Vanessa, 503 giorni fa cosa ha pensato?
«Che tutto era finito. Era ai mondiali di Montreal, tendine d’Achille sinistro rotto, che mi salta durante l’esercizio, io in infermeria guardo papà, allenatore, e manager, e dico: basta, smetto. Nessuno in quel momento cerca di farmi cambiare idea, anche perché sapevano che l’avrei fatto prima»
Lei la dura, si mise a piangere.
«Sì, ma solo perché l’oro sfumava.
Perdere una medaglia fa più male che una frattura. E tra l’altro quello era lo stesso piede operato. Ma due settimane dopo ero di nuovo in pedana. Con il gesso»
Se si qualifica sarà la sua quarta Olimpiade.
«E mi farò il quarto tatuaggio. Ma non mi interessa né essere la più vecchia, né l’unica ginnasta azzurra a partecipare a quattro edizioni dei Giochi. Io voglio vincere, voglio una medaglia, quella che mi sfugge, e che continuo ad inseguire».
Da bambina testarda o da donna consapevole?
«Tutte e due. Oggi sono più cosciente dei miei mezzi, un po’ meno impulsiva, ma sempre innamorata dei miei sogni. Mi alleno 9-13 tutti i giorni fino al sabato, raddoppio il lavoro martedì e giovedì. Mi sono rimessa in gioco, il destino contro si può battere, anche se non sto ancora bene».
Ha anche cambiato musica.
«Sì, niente più Puccini, Tosca, Madama Butterfly, Turandot. A Melbourne ho gareggiato con le note di "Bambola" di Betta Lemme.
Stessa cosa farò a Baku tra due settimane».
Il destino salta più di lei e le ha negato una medaglia olimpica.

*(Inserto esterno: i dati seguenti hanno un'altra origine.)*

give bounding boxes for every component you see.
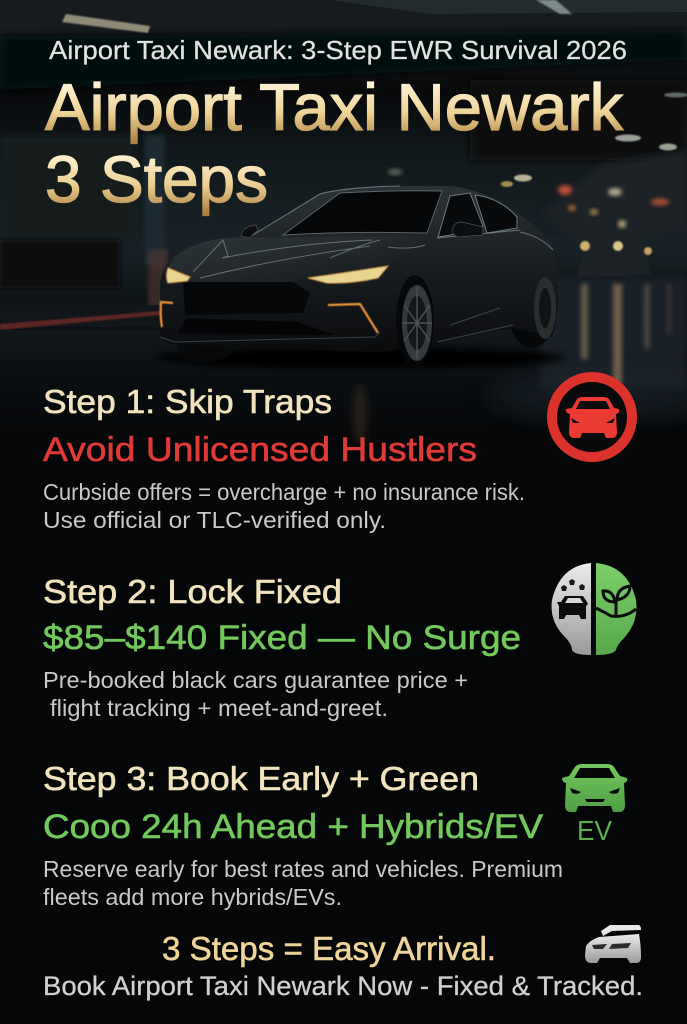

«Nella mia testa io a Londra ho vinto il bronzo, quarta a pari merito con la russa Mustafina, però a lei i giudici diedero un punteggio più alto nell’esecuzione, anche se il mio esercizio aveva un coefficiente di difficoltà più alto».
Ora i giudici l’hanno premiata
con 13.600 punti.
«Un punteggio che agli ultimi mondiali sarebbe valso l’accesso alla finale, ripeto che io faccio quello che posso, ma continuo a volerci provare. Perché la cosa peggiore, quello che proprio non sopporto, è lasciare perdere quando sai che non avrai altre occasioni».
Niente rimpianti.
«No, non voglio averne. Non voglio ritrovarmi dopo i sacrifici e il calvario che ho attraversato a volare sui se e sui magari. Ho un’ultima possibilità, e non importa se fisicamente ho ancora dolore, voglio provarci lo stesso».
La dedica questa volta, nei 150 anni della federazione ginnastica?
«A me stessa, a noi, al mio gruppo, all’esercito, alla federazione, a chi mi ha assistito, dandomi anche un tutor come Anna Samaldello, che mi segue con costanza».
Lei è l’unica sportiva che ha ottenuto un impianto.
«Sono di Orzinuovi, sulla sponda sinistra dell’Oglio. Ho iniziato volteggiando in una piscina dismessa vicina al casello di Brescia Ovest. Un posto dove avevano riempito le vasche con la gommapiuma e dove non c’era lo spazio per provare gli esercizi. A 16 anni dopo i primi successi chiesi pubblicamente un impianto decente, arrivò il PalAlgeco».
Diceva di girare sempre con la bilancia.
«Non più. Non sono a dieta, mi controllo da sola. Ma una pizza Margherita intera non la mangio, sogno sempre la cioccolata, quando vinco festeggio con la Nutella, che resta sempre un grande conforto».
Un consiglio a chi è infortunato.
«Non mollate mai, anche se c’è un prezzo da pagare. Lavorate duro e tutto andrà a posto. Il vento non può sempre soffiare contro. Io domani torno in palestra, a soffrire per volare».